JWST revealed a massive star that ended its life in an explosion when the universe was just a cosmic toddler.
By | Published: January 24, 2025

Last week at the 245th meeting of the American Astronomical Society in National Harbor, Maryland, astronomers presented some of their most recent and exciting finds from the James Webb Space Telescope (JWST). One such discovery was the identification of the most distant so-called core-collapse supernova ever confirmed. These explosions mark the end of life for massive stars, and this supernova occurred when the universe was just a toddler, some 1.8 billion years old.

Diving into the data

David Coulter, a postdoc at the Space Telescope Science Institute (STScI), studied numerous images from JWST’s Advanced Deep Extragalactic Survey (JADES) program, which targets and characterizes the earliest galaxies. Coulter and his team captured images up to a year apart with the Near Infrared Camera.

The team uncovered supernova cataloged as AT2023 ADS-V, along with more than 80 other transients (objects that vary in luminosity over time). In the case of AT2023 ADS-V, images from 2022 and 2023 allowed astronomers to compare the star’s behavior over that interval. 

Three supernovae identified in JADES
These images show three of the supernovae identified in the JADES images. AT2023 ADS-V appears in the lefthand column, with a redshift (z) of 3.8, which indicates it occurred at a time when the universe was 1.7 billion years old.
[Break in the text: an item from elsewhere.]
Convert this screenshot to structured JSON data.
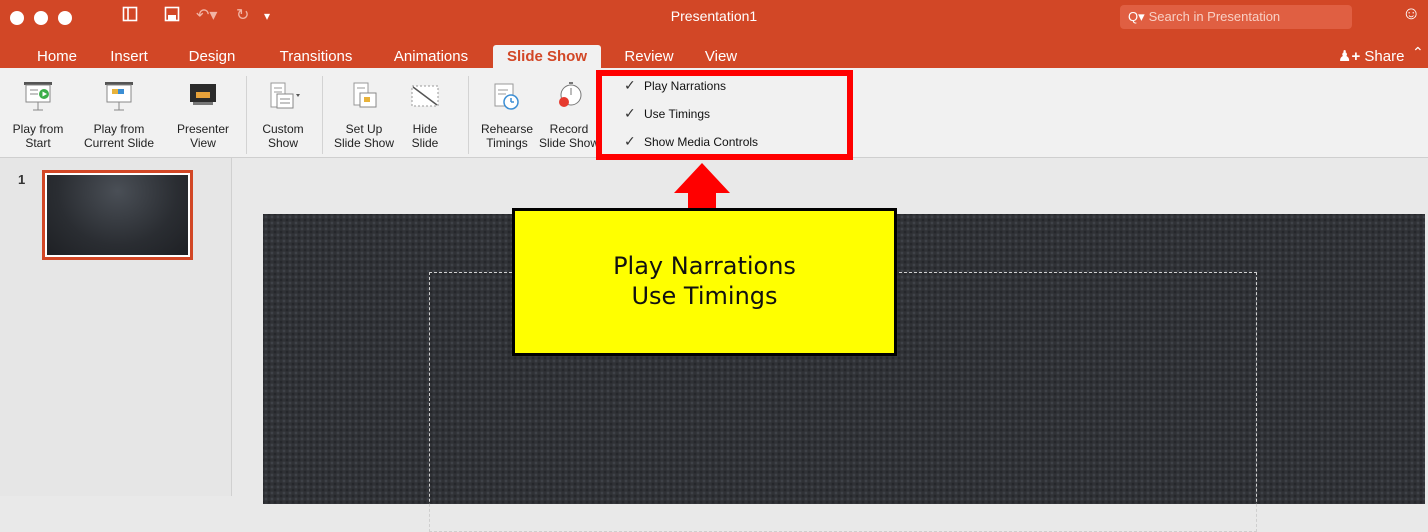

Credit: NASA, ESA, CSA, STScI, Christa DeCoursey (University of Arizona), JADES Collaboration

A deep find

When a massive star exhausts all its fuel for nuclear fusion, an imbalance of forces causes the star to collapse in on itself and then explode outward, which is categorized as a type II supernova. Stars must be at least eight times our Sun’s mass to undergo such a transformation. In this case, astronomers estimate the mass of AT2023 ADS-V’s progenitor at a gargantuan 20 solar masses, a real behemoth.

AT2023 ADS-V’s long-ago environment contained only one-third of the amount of heavy elements — those with more protons than hydrogen and helium — found in today’s “older” local universe. Heavy elements are made through fusion in the cores of massive stars, which then explode as supernovae, enriching the cosmos with them.

AT2023 ADS-V is just one of many transients discovered in JADES. “This is really our first sample of what the high-redshift universe looks like for transient science,” said study team member Justin Pierel, also at STScI, in a press release. “We are trying to identify whether distant supernovae are fundamentally different from or very much like what we see in the nearby universe.”

Certainly yet more early stellar explosions will also be discovered. And they will no doubt give astronomers a fuller picture of the early days of the universe, when simplicity was beginning to give way to a more complex, richer cosmos filled with heavier elements, and ultimately leading to the emergence of life.